The press have not reported that favourably on the MKZ, though comparing it with the E Class Mercedes, as at least one source seem to be doing when it put the MKZ in 16th out of 16 cars in the segment and the E Class at the top suggests that their view of the segment and mine are not quite the same. If you want a car of this size and luxury appointments in America, the only real choice is the Lexus IS300h, unless you (and let’s be honest not that many Americans would!) consider diesel. I’ve not driven the latest Lexus, but I did sample its predecessor and was somewhat underwhelmed, also my conclusion on testing the GS450h earlier this year, so the MKZ Hybrid could be a (very small) class leader for now. The Hybrid worked well and it did endow the car with excellent economy, so is well worth considering.
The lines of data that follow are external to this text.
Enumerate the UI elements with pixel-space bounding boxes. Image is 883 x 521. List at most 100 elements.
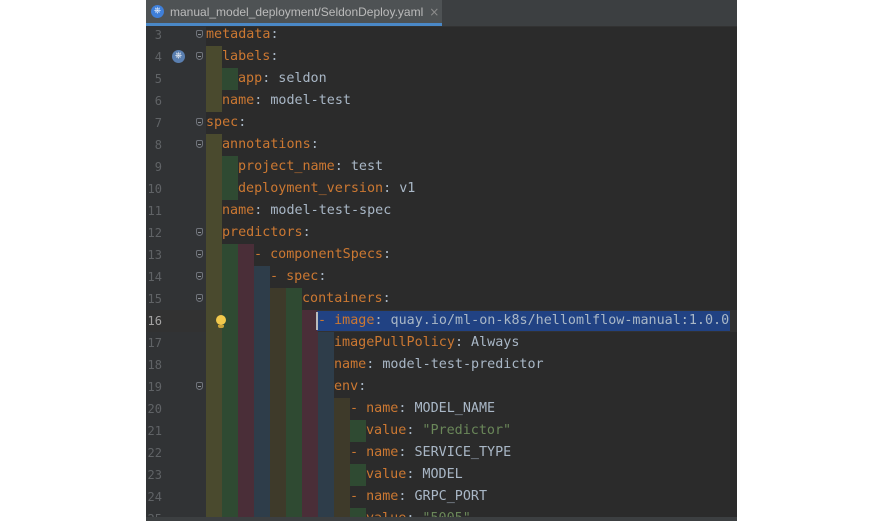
yaml-line-text: project_name: test [238, 156, 383, 178]
indent-guide [318, 376, 334, 398]
yaml-key: spec [206, 115, 239, 130]
code-line[interactable]: 15 containers: [146, 288, 737, 310]
yaml-line-text: predictors: [222, 222, 311, 244]
fold-icon[interactable] [196, 52, 203, 60]
yaml-line-text: metadata: [206, 24, 279, 46]
indent-guide [206, 156, 222, 178]
line-number: 17 [147, 336, 162, 350]
yaml-line-text: name: model-test-spec [222, 200, 391, 222]
indent-guide [270, 332, 286, 354]
indent-guide [302, 332, 318, 354]
yaml-colon: : [270, 49, 279, 64]
yaml-line-text: - spec: [270, 266, 326, 288]
indent-guide [206, 354, 222, 376]
yaml-colon: : [238, 115, 247, 130]
line-number: 3 [154, 28, 162, 42]
indent-guide [270, 354, 286, 376]
fold-icon[interactable] [196, 250, 203, 258]
yaml-key: name [366, 445, 399, 460]
code-line[interactable]: 12 predictors: [146, 222, 737, 244]
indent-guide [270, 310, 286, 332]
yaml-key: image [334, 313, 375, 328]
yaml-colon: : [374, 313, 383, 328]
line-number: 18 [147, 358, 162, 372]
code-line[interactable]: 21 value: "Predictor" [146, 420, 737, 442]
code-line[interactable]: 17 imagePullPolicy: Always [146, 332, 737, 354]
code-line[interactable]: 13 - componentSpecs: [146, 244, 737, 266]
code-line[interactable]: 10 deployment_version: v1 [146, 178, 737, 200]
line-number: 24 [147, 490, 162, 504]
code-line[interactable]: 8 annotations: [146, 134, 737, 156]
indent-guide [206, 90, 222, 112]
indent-guide [206, 68, 222, 90]
yaml-key: name [366, 401, 399, 416]
line-number: 14 [147, 270, 162, 284]
fold-icon[interactable] [196, 272, 203, 280]
indent-guide [350, 420, 366, 442]
yaml-line-text: - name: SERVICE_TYPE [350, 442, 511, 464]
indent-guide [238, 420, 254, 442]
indent-guide [254, 442, 270, 464]
yaml-colon: : [454, 335, 463, 350]
code-line[interactable]: 19 env: [146, 376, 737, 398]
code-line[interactable]: 18 name: model-test-predictor [146, 354, 737, 376]
indent-guide [238, 486, 254, 508]
yaml-colon: : [270, 27, 279, 42]
indent-guide [270, 464, 286, 486]
kubernetes-resource-icon[interactable]: ⎈ [172, 50, 185, 63]
editor-tab[interactable]: ⎈ manual_model_deployment/SeldonDeploy.y… [146, 0, 442, 26]
code-line[interactable]: 7 spec: [146, 112, 737, 134]
fold-icon[interactable] [196, 228, 203, 236]
yaml-key: value [366, 423, 407, 438]
code-area[interactable]: 3 metadata: 4 labels: ⎈ 5 app: seldon 6 name: mo… [146, 26, 737, 521]
indent-guide [238, 266, 254, 288]
indent-guide [206, 442, 222, 464]
code-line[interactable]: 3 metadata: [146, 24, 737, 46]
yaml-key: value [366, 467, 407, 482]
line-number: 23 [147, 468, 162, 482]
indent-guide [206, 46, 222, 68]
code-line[interactable]: 4 labels: ⎈ [146, 46, 737, 68]
fold-icon[interactable] [196, 30, 203, 38]
close-icon[interactable]: × [429, 5, 439, 19]
indent-guide [270, 420, 286, 442]
code-editor[interactable]: ⎈ manual_model_deployment/SeldonDeploy.y… [146, 0, 737, 521]
yaml-list-dash: - [270, 269, 287, 284]
yaml-value: quay.io/ml-on-k8s/hellomlflow-manual:1.0… [382, 313, 730, 328]
line-number: 12 [147, 226, 162, 240]
code-line[interactable]: 23 value: MODEL [146, 464, 737, 486]
fold-icon[interactable] [196, 382, 203, 390]
indent-guide [270, 376, 286, 398]
line-number: 4 [154, 50, 162, 64]
indent-guide [206, 332, 222, 354]
indent-guide [206, 134, 222, 156]
code-line[interactable]: 11 name: model-test-spec [146, 200, 737, 222]
code-line[interactable]: 14 - spec: [146, 266, 737, 288]
line-number: 15 [147, 292, 162, 306]
yaml-value: Always [463, 335, 520, 350]
code-line[interactable]: 5 app: seldon [146, 68, 737, 90]
fold-icon[interactable] [196, 140, 203, 148]
fold-icon[interactable] [196, 294, 203, 302]
indent-guide [222, 156, 238, 178]
code-line[interactable]: 22 - name: SERVICE_TYPE [146, 442, 737, 464]
yaml-value: model-test-predictor [374, 357, 544, 372]
code-line[interactable]: 9 project_name: test [146, 156, 737, 178]
indent-guide [254, 486, 270, 508]
yaml-line-text: - componentSpecs: [254, 244, 391, 266]
lightbulb-icon[interactable] [215, 315, 227, 329]
indent-guide [222, 420, 238, 442]
indent-guide [302, 464, 318, 486]
line-number: 19 [147, 380, 162, 394]
indent-guide [286, 354, 302, 376]
indent-guide [206, 244, 222, 266]
indent-guide [334, 486, 350, 508]
indent-guide [238, 398, 254, 420]
horizontal-scrollbar[interactable] [146, 517, 737, 521]
fold-icon[interactable] [196, 118, 203, 126]
line-number: 8 [154, 138, 162, 152]
code-line[interactable]: 6 name: model-test [146, 90, 737, 112]
code-line[interactable]: 16 - image: quay.io/ml-on-k8s/hellomlflow… [146, 310, 737, 332]
code-line[interactable]: 24 - name: GRPC_PORT [146, 486, 737, 508]
code-line[interactable]: 20 - name: MODEL_NAME [146, 398, 737, 420]
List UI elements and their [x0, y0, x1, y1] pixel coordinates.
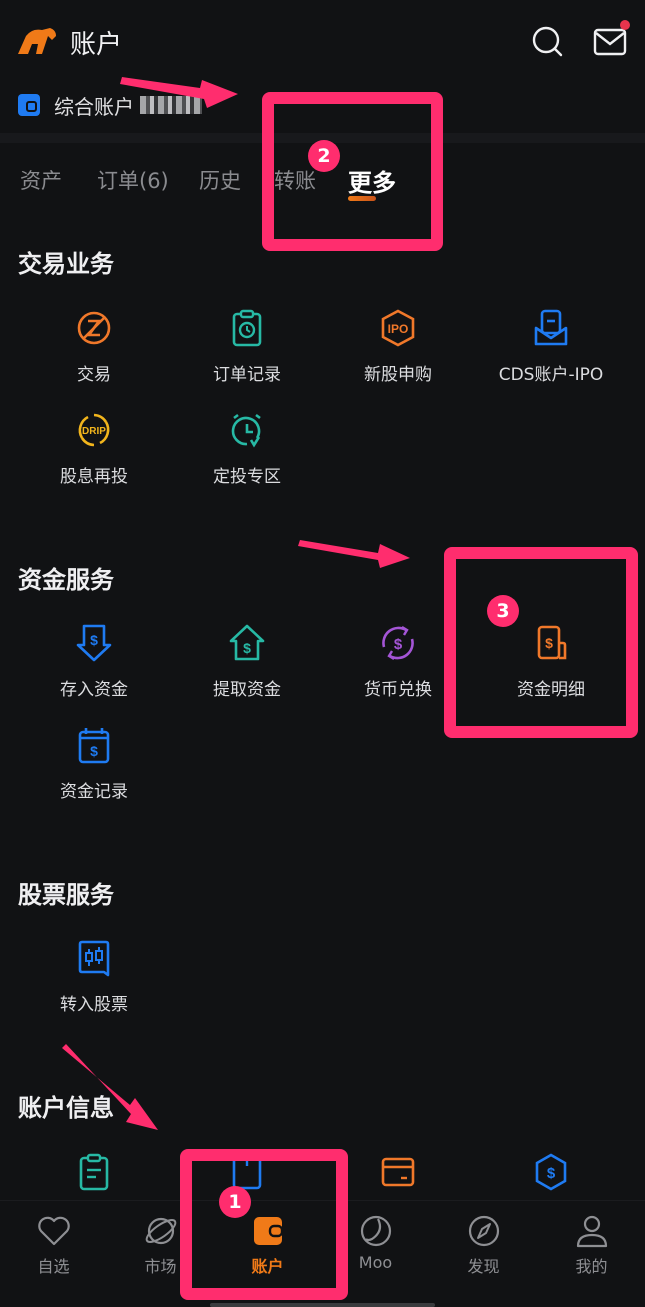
annotation-badge-2: 2	[308, 140, 340, 172]
tab-history[interactable]: 历史	[199, 165, 241, 195]
compass-icon	[468, 1215, 499, 1247]
annotation-badge-3: 3	[487, 595, 519, 627]
svg-text:DRIP: DRIP	[82, 426, 106, 437]
grid-item-label: 转入股票	[60, 995, 128, 1015]
svg-text:$: $	[90, 743, 98, 759]
annotation-badge-1: 1	[219, 1186, 251, 1218]
grid-item-label: 提取资金	[213, 680, 281, 700]
wallet-icon	[18, 94, 40, 116]
moo-icon	[360, 1215, 391, 1247]
section-title-stocks: 股票服务	[18, 881, 114, 909]
account-selector[interactable]: 综合账户	[18, 88, 202, 122]
section-title-trading: 交易业务	[18, 250, 114, 278]
tab-orders[interactable]: 订单(6)	[97, 165, 169, 195]
svg-text:$: $	[394, 636, 403, 653]
alarm-clock-icon	[231, 413, 261, 448]
annotation-arrow-3	[298, 540, 410, 568]
ipo-icon: IPO	[381, 309, 415, 347]
nav-label: 我的	[575, 1257, 608, 1276]
nav-me[interactable]: 我的	[538, 1213, 645, 1277]
nav-label: 发现	[467, 1257, 500, 1276]
grid-item-label: CDS账户-IPO	[498, 365, 604, 385]
currency-exchange-icon: $	[382, 625, 414, 661]
grid-item-cds-account[interactable]: CDS账户-IPO	[476, 308, 626, 385]
account-label: 综合账户	[54, 94, 134, 119]
grid-item-label: 存入资金	[60, 680, 128, 700]
cds-account-icon	[534, 309, 568, 346]
bull-logo-icon	[18, 28, 56, 54]
svg-text:$: $	[90, 632, 98, 648]
grid-item-fund-record[interactable]: $ 资金记录	[19, 725, 169, 802]
grid-item-label: 股息再投	[60, 467, 128, 487]
section-title-funds: 资金服务	[18, 566, 114, 594]
withdraw-icon: $	[229, 624, 265, 661]
notification-dot	[620, 20, 630, 30]
order-record-icon	[232, 309, 262, 347]
annotation-box-3	[444, 547, 638, 738]
grid-item-ipo[interactable]: IPO 新股申购	[323, 308, 473, 385]
search-icon[interactable]	[530, 24, 566, 60]
home-indicator	[210, 1303, 435, 1307]
tab-assets[interactable]: 资产	[20, 165, 62, 195]
trade-icon	[77, 311, 111, 345]
annotation-box-1	[180, 1149, 348, 1300]
header: 账户	[0, 0, 645, 86]
nav-label: 自选	[37, 1257, 70, 1276]
svg-text:$: $	[243, 640, 251, 656]
card-icon	[381, 1157, 415, 1187]
dollar-shield-icon: $	[535, 1153, 567, 1191]
grid-item-account-info-1[interactable]	[19, 1152, 169, 1192]
svg-text:IPO: IPO	[388, 322, 409, 336]
grid-item-label: 交易	[77, 365, 111, 385]
grid-item-account-info-4[interactable]: $	[476, 1152, 626, 1192]
nav-watchlist[interactable]: 自选	[0, 1213, 107, 1277]
drip-icon: DRIP	[78, 413, 110, 447]
annotation-box-2	[262, 92, 443, 251]
heart-icon	[37, 1216, 70, 1246]
clipboard-icon	[79, 1153, 109, 1191]
section-title-account-info: 账户信息	[18, 1094, 114, 1122]
grid-item-label: 定投专区	[213, 467, 281, 487]
fund-record-icon: $	[78, 728, 110, 764]
grid-item-auto-invest[interactable]: 定投专区	[172, 410, 322, 487]
grid-item-drip[interactable]: DRIP 股息再投	[19, 410, 169, 487]
person-icon	[576, 1215, 607, 1248]
grid-item-withdraw[interactable]: $ 提取资金	[172, 623, 322, 700]
grid-item-transfer-in-stock[interactable]: 转入股票	[19, 938, 169, 1015]
planet-icon	[145, 1217, 176, 1245]
deposit-icon: $	[76, 624, 112, 662]
page-title: 账户	[70, 30, 123, 60]
grid-item-deposit[interactable]: $ 存入资金	[19, 623, 169, 700]
grid-item-label: 资金记录	[60, 782, 128, 802]
grid-item-label: 新股申购	[364, 365, 432, 385]
grid-item-label: 订单记录	[213, 365, 281, 385]
grid-item-trade[interactable]: 交易	[19, 308, 169, 385]
svg-text:$: $	[547, 1165, 556, 1182]
transfer-in-stock-icon	[78, 940, 110, 977]
account-number-masked	[140, 96, 202, 114]
nav-discover[interactable]: 发现	[430, 1213, 537, 1277]
grid-item-order-record[interactable]: 订单记录	[172, 308, 322, 385]
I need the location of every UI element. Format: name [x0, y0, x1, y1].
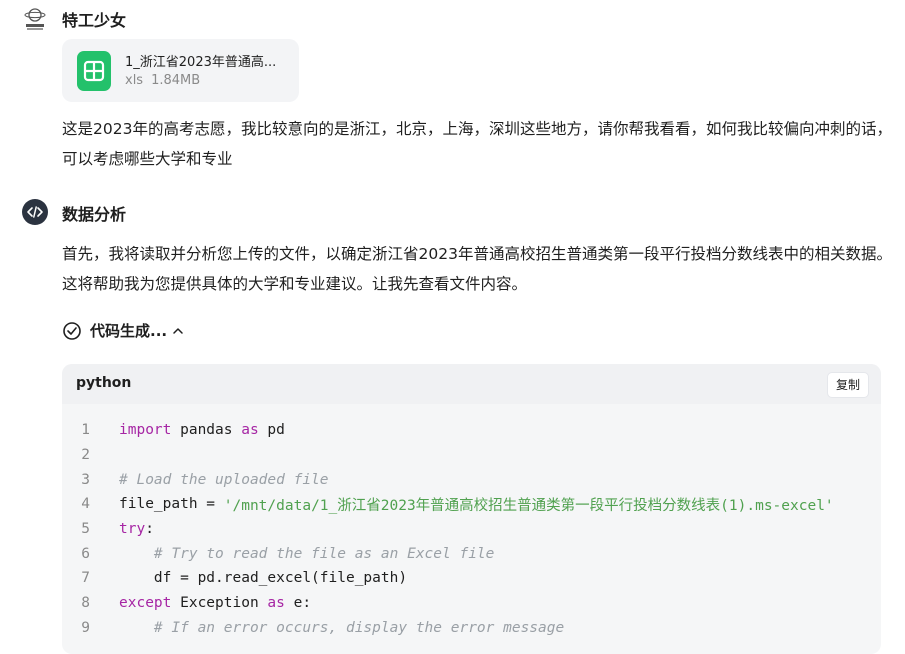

Take that away and the rest of the MKZ package was fairly convincing, too. Whether I will get to sample one of those – from Hertz or elsewhere – remains unclear, but having at least got behind the wheel of this one, I would say that Lincoln has come a long way from the soggy old Town Car and even the rather uninspiring MKS, and so can look to the future with more confidence. It won’t be scaring the German brands and nor will it be likely to appear in Europe any time soon, I would imagine, but for those who want an all American mid-sized luxury car it has to be a real contender and quite the rival to the Cadillac ATS, another car which has eluded me for years.